Some works seem to be telling us a lot about the world in which we live, about this current period, without explicitly indicating specific events that we could no doubt relate to.
Art is always rooted in reality. Whatever the approach adopted by the artists, in principle it expresses a real-life experience. However, without being explicit or intentional, some works more than others reflect developments in the world, the dangers and numerous disturbances. Their strength lies in this way of being totally relevant, of being completely contemporary.
The Strange Days exhibition draws on some of the latest acquisitions made by Frac Île-de-France and presents a number of these pertinent works.
Scattered throughout Le Plateau, they display a set of distinguishing characteristics of the modern world such as tension, uncertainty, absence, disintegration, violence etc. These resound in us strangely in light of our understanding be it (geo) politics, economics, ecology, etc.

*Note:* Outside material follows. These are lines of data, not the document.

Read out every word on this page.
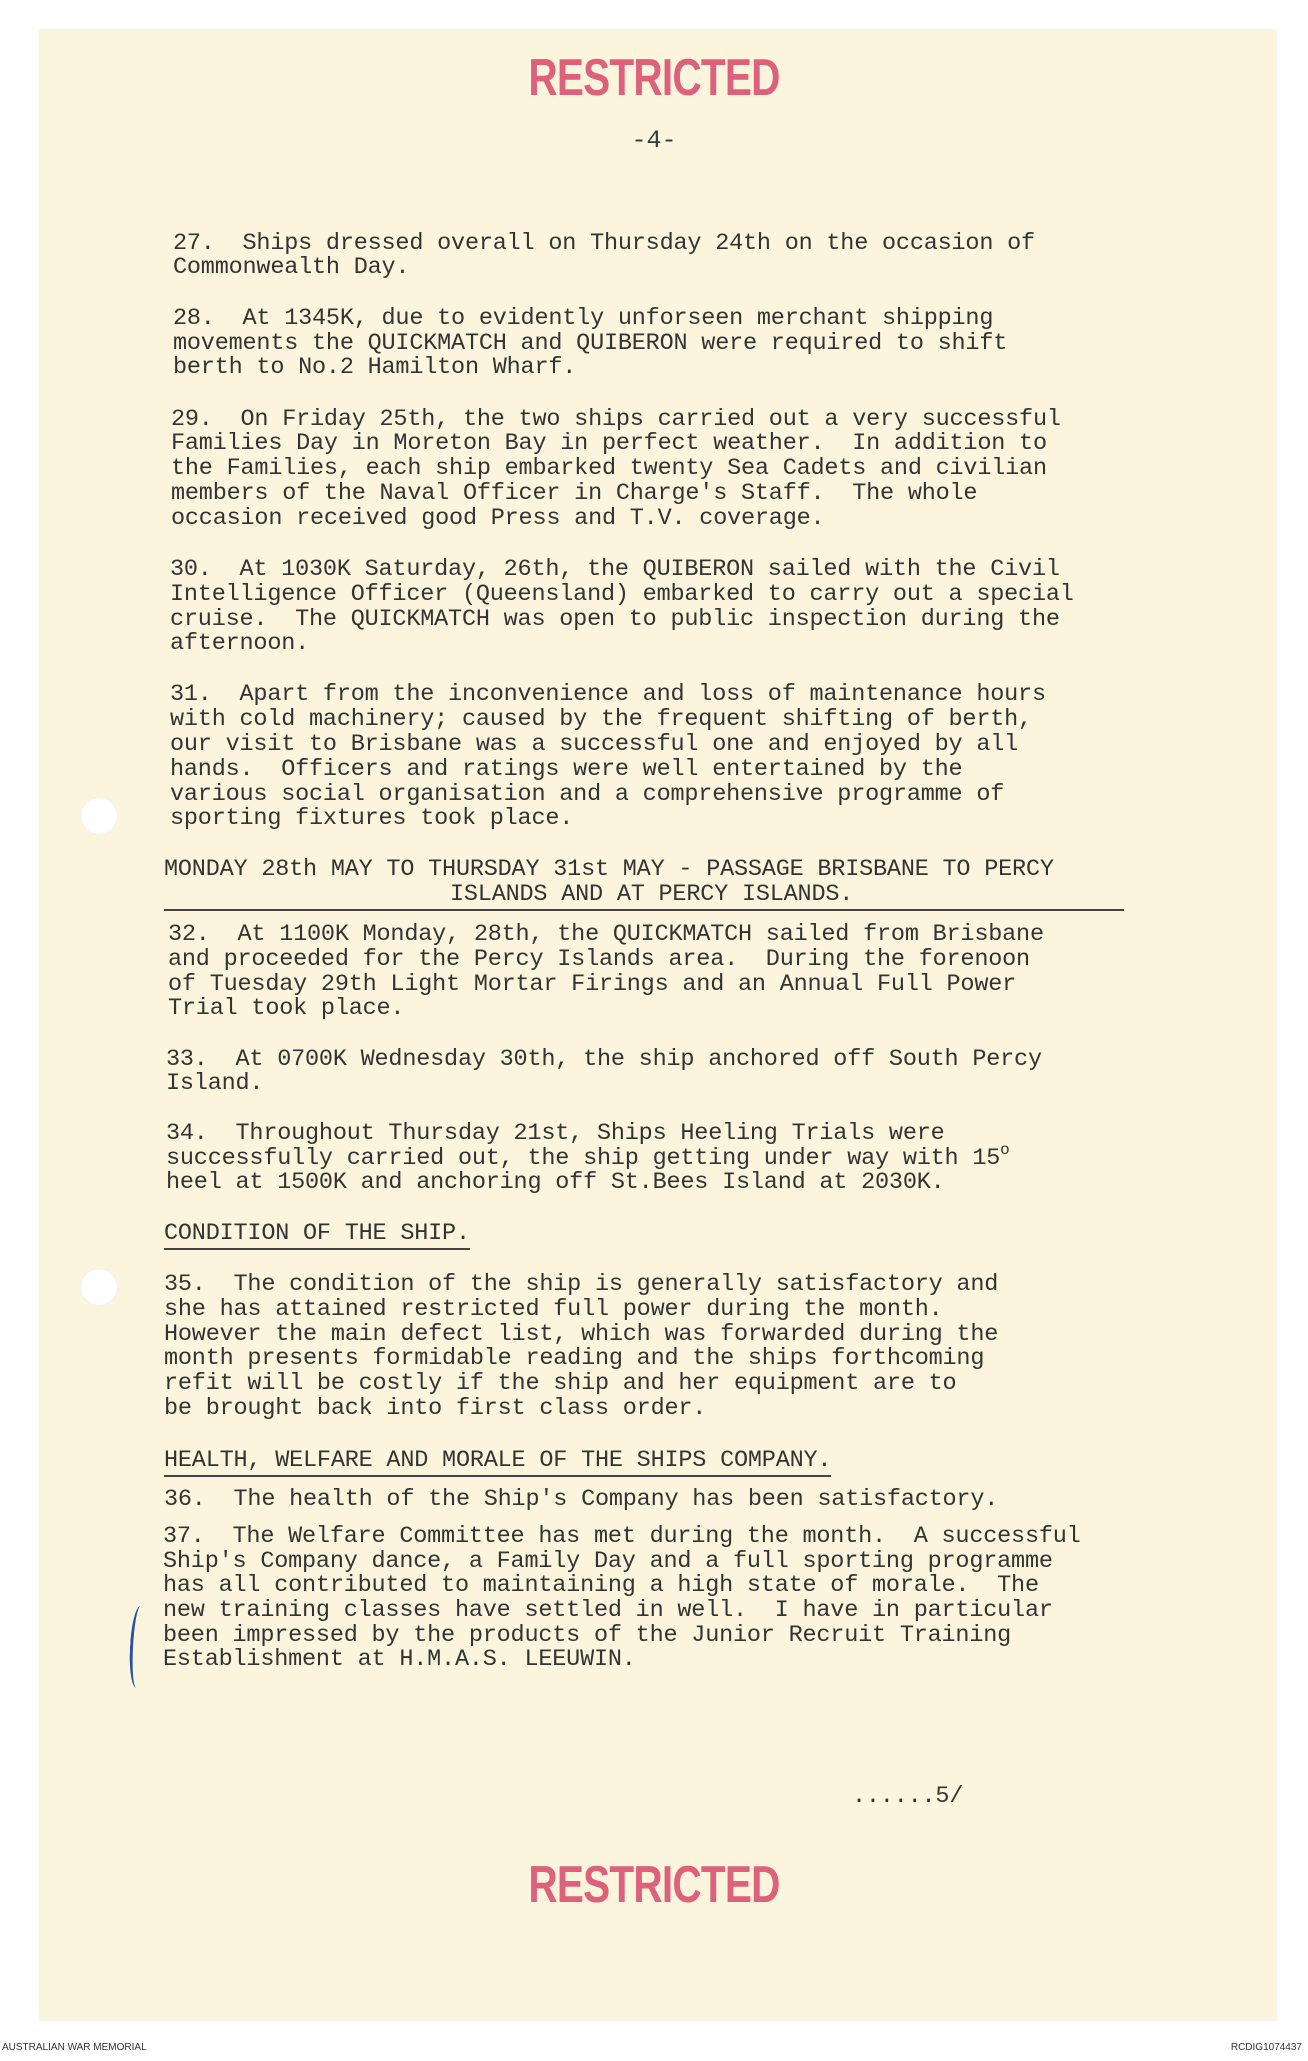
RESTRICTED
-4-
27.  Ships dressed overall on Thursday 24th on the occasion of
Commonwealth Day.
28.  At 1345K, due to evidently unforseen merchant shipping
movements the QUICKMATCH and QUIBERON were required to shift
berth to No.2 Hamilton Wharf.
29.  On Friday 25th, the two ships carried out a very successful
Families Day in Moreton Bay in perfect weather.  In addition to
the Families, each ship embarked twenty Sea Cadets and civilian
members of the Naval Officer in Charge's Staff.  The whole
occasion received good Press and T.V. coverage.
30.  At 1030K Saturday, 26th, the QUIBERON sailed with the Civil
Intelligence Officer (Queensland) embarked to carry out a special
cruise.  The QUICKMATCH was open to public inspection during the
afternoon.
31.  Apart from the inconvenience and loss of maintenance hours
with cold machinery; caused by the frequent shifting of berth,
our visit to Brisbane was a successful one and enjoyed by all
hands.  Officers and ratings were well entertained by the
various social organisation and a comprehensive programme of
sporting fixtures took place.
MONDAY 28th MAY TO THURSDAY 31st MAY - PASSAGE BRISBANE TO PERCY
ISLANDS AND AT PERCY ISLANDS.
32.  At 1100K Monday, 28th, the QUICKMATCH sailed from Brisbane
and proceeded for the Percy Islands area.  During the forenoon
of Tuesday 29th Light Mortar Firings and an Annual Full Power
Trial took place.
33.  At 0700K Wednesday 30th, the ship anchored off South Percy
Island.
34.  Throughout Thursday 21st, Ships Heeling Trials were
successfully carried out, the ship getting under way with 15$^o$
heel at 1500K and anchoring off St.Bees Island at 2030K.
CONDITION OF THE SHIP.
35.  The condition of the ship is generally satisfactory and
she has attained restricted full power during the month.
However the main defect list, which was forwarded during the
month presents formidable reading and the ships forthcoming
refit will be costly if the ship and her equipment are to
be brought back into first class order.
HEALTH, WELFARE AND MORALE OF THE SHIPS COMPANY.
36.  The health of the Ship's Company has been satisfactory.
37.  The Welfare Committee has met during the month.  A successful
Ship's Company dance, a Family Day and a full sporting programme
has all contributed to maintaining a high state of morale.  The
new training classes have settled in well.  I have in particular
been impressed by the products of the Junior Recruit Training
Establishment at H.M.A.S. LEEUWIN.
......5/
RESTRICTED
AUSTRALIAN WAR MEMORIAL	RCDIG1074437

The way each of these works is perceived cannot however be confined to this single point of view. They by no means directly indicate specific topical phenomenon – or if they do, it is not from a so- called socially “engaged” art perspective –, and they are embedded in initiatives with a variety of issues greatly exceeding this purpose alone.
The artworks brought together in the exhibition are displayed with resolute biases such as obscurity and dispersion, the only source of light is provided by the pieces themselves, above all emphasising a formal expression, they create a particularly symbolic landscape of the world as it is, of this world that is constantly announcing strange and worrying consequences.